Karl Bömelburg, head of the Gestapo in France, lived undetected in the mountains of Madrid. He had been presumed dead, but he was still in Spain until his friend Ramón Serrano Suñer accompanied him to Madrid’s Barajas airport on his way to Switzerland. Also hiding in Spain was the main Belgian collaborator with the Third Reich, Léon Degrelle, a radical and narcissistic politician with a peculiar life, who serves as the guiding line for this book that traces a series of lives that went from totalitarian hegemony to clandestinity.
This was the case for the head of the Hitler Youth, Bernhard Feuerriegel, who entered Spain in July 1944. He was assisted by the covert network coordinated in Madrid by Clara Stauffer, which helped him obtain a new identity. He became Bernardo Fernández, a man from Tarragona and a mechanical engineer by profession. This is how he settled in Madrid, in the house of a lady he trusted. He fell in love with her daughter and married her. He ended up working as a music teacher in a Spain that was so permissive with the escaped Nazis.
In the case of Josef Hans Lazar, press attaché of the German Embassy in Spain, thanks to his acquaintances he was able to feign an attack of appendicitis that earned him a long stay in the Ruber clinic. According to the author’s hypothesis, he was subsequently taken in at a convent of Irish nuns in Salamanca.

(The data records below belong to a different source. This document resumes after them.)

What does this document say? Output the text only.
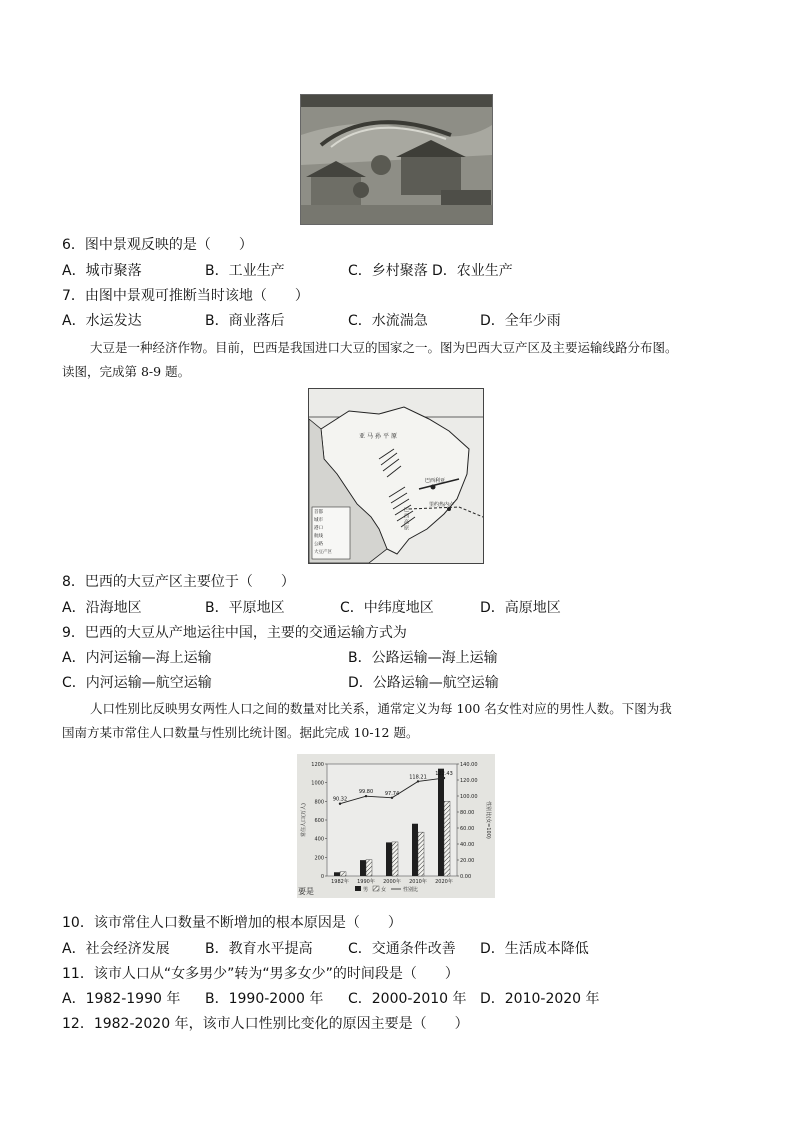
6．图中景观反映的是（　　）
A．城市聚落	B．工业生产	C．乡村聚落 D．农业生产
7．由图中景观可推断当时该地（　　）
A．水运发达	B．商业落后	C．水流湍急	D．全年少雨
大豆是一种经济作物。目前，巴西是我国进口大豆的国家之一。图为巴西大豆产区及主要运输线路分布图。
读图，完成第 8-9 题。
亚马孙平原
巴西高原
巴西利亚
里约热内卢
首都
城市
港口
航线
公路
大豆产区
8．巴西的大豆产区主要位于（　　）
A．沿海地区	B．平原地区	C．中纬度地区	D．高原地区
9．巴西的大豆从产地运往中国，主要的交通运输方式为
A．内河运输—海上运输	B．公路运输—海上运输
C．内河运输—航空运输	D．公路运输—航空运输
人口性别比反映男女两性人口之间的数量对比关系，通常定义为每 100 名女性对应的男性人数。下图为我
国南方某市常住人口数量与性别比统计图。据此完成 10-12 题。
0
200
400
600
800
1000
1200
0.00
20.00
40.00
60.00
80.00
100.00
120.00
140.00
常住人口(万人)	性别比(女=100)
1982年 1990年 2000年 2010年 2020年
90.32
99.80 97.74
118.21
122.43
男	女	性别比
要是
10．该市常住人口数量不断增加的根本原因是（　　）
A．社会经济发展	B．教育水平提高	C．交通条件改善 D．生活成本降低
11．该市人口从“女多男少”转为“男多女少”的时间段是（　　）
A．1982-1990 年 B．1990-2000 年 C．2000-2010 年 D．2010-2020 年
12．1982-2020 年，该市人口性别比变化的原因主要是（　　）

Much less discreet was Meino Von Eitzen, a Nazi Abwehr spy and prestigious horseman, who settled in Vigo under the guise of being the manager of the company Depósito Español de Carbones SA and filled his stables with horses.

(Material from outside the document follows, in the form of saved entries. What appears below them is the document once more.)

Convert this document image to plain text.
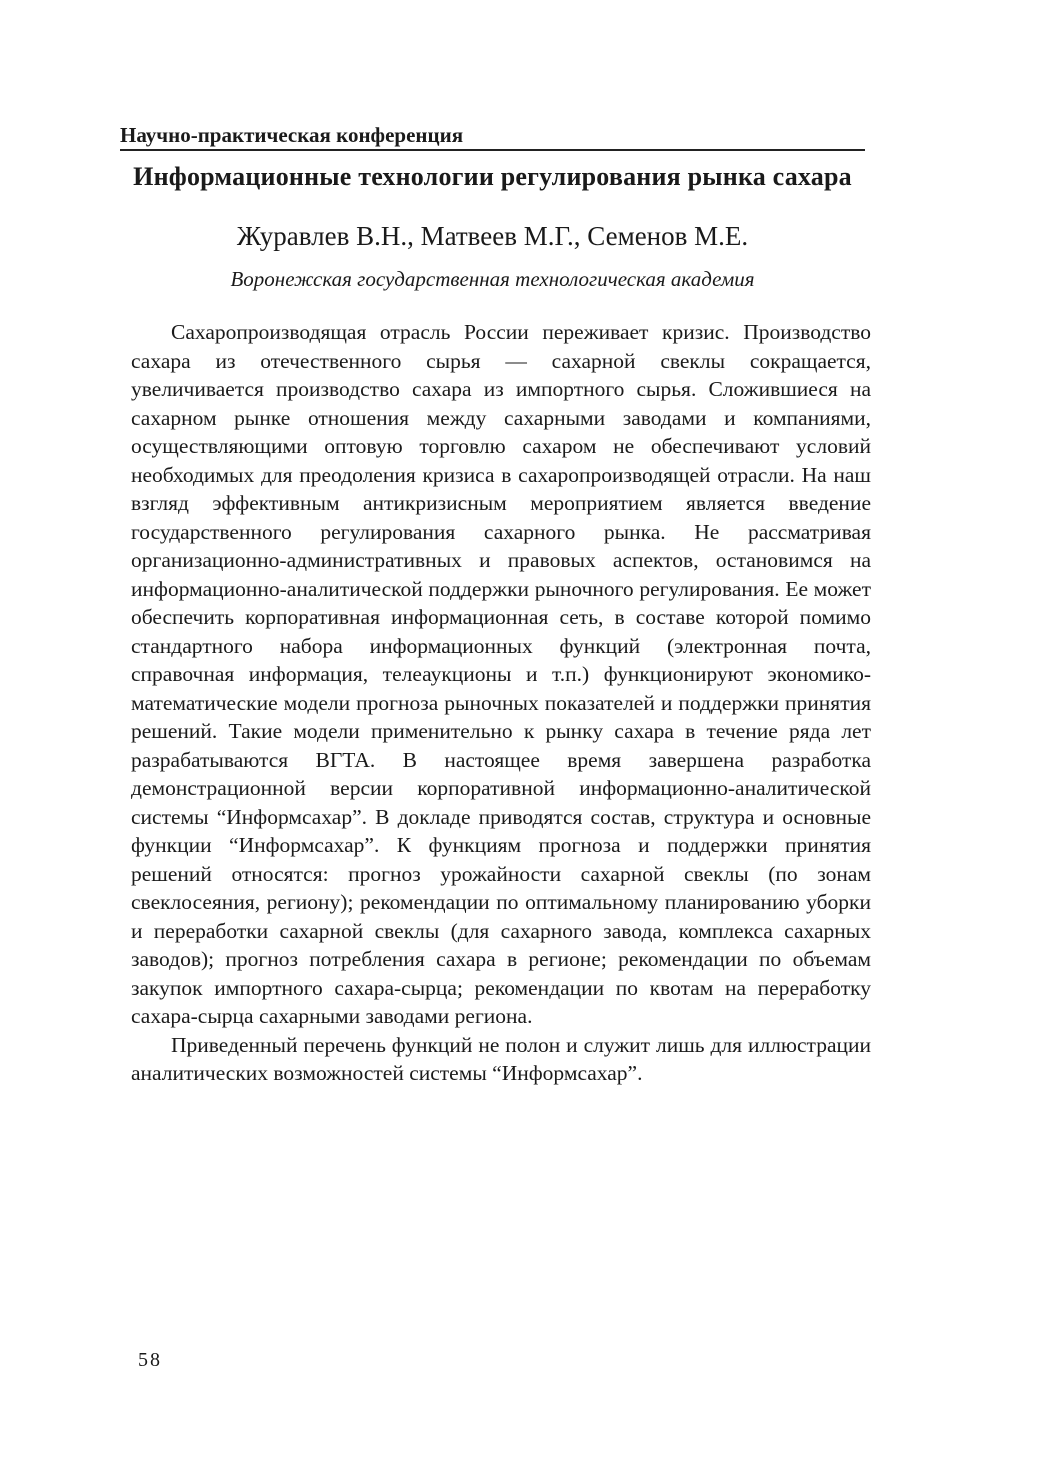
Научно-практическая конференция
Информационные технологии регулирования рынка сахара
Журавлев В.Н., Матвеев М.Г., Семенов М.Е.
Воронежская государственная технологическая академия

Сахаропроизводящая отрасль России переживает кризис. Производство сахара из отечественного сырья — сахарной свеклы сокращается, увеличивается производство сахара из импортного сырья. Сложившиеся на сахарном рынке отношения между сахарными заводами и компаниями, осуществляющими оптовую торговлю сахаром не обеспечивают условий необходимых для преодоления кризиса в сахаропроизводящей отрасли. На наш взгляд эффективным антикризисным мероприятием является введение государственного регулирования сахарного рынка. Не рассматривая организационно-административных и правовых аспектов, остановимся на информационно-аналитической поддержки рыночного регулирования. Ее может обеспечить корпоративная информационная сеть, в составе которой помимо стандартного набора информационных функций (электронная почта, справочная информация, телеаукционы и т.п.) функционируют экономико-математические модели прогноза рыночных показателей и поддержки принятия решений. Такие модели применительно к рынку сахара в течение ряда лет разрабатываются ВГТА. В настоящее время завершена разработка демонстрационной версии корпоративной информационно-аналитической системы “Информсахар”. В докладе приводятся состав, структура и основные функции “Информсахар”. К функциям прогноза и поддержки принятия решений относятся: прогноз урожайности сахарной свеклы (по зонам свеклосеяния, региону); рекомендации по оптимальному планированию уборки и переработки сахарной свеклы (для сахарного завода, комплекса сахарных заводов); прогноз потребления сахара в регионе; рекомендации по объемам закупок импортного сахара-сырца; рекомендации по квотам на переработку сахара-сырца сахарными заводами региона.

Приведенный перечень функций не полон и служит лишь для иллюстрации аналитических возможностей системы “Информсахар”.

58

There was indeed a turbulent political effect, virtually undetectable, among so many Nazis in hiding in post-war Spain. “Degrelle and other Nazis ― explains the author ― were drivers of Holocaust denialist theories in Spain, with the purpose of whitewashing the Nazi past and their own in an attempt to make Nazi ideas more acceptable to the new generations.”
However, in the upper echelons, things did not go beyond that. José Luis Rodríguez Jiménez says that, “the influence of Nazi and Fascist refugees in Spain was non-existent because the Franco regime had been forced to initiate a process of defascistization with the defeat of Hitler and Mussolini.” The last Spanish contingents in the Blue Division were returning from the front. The fascist salute would cease to be official and obligatory a few months later. Spain was reinventing itself and a new fascist regime called Francoism was born.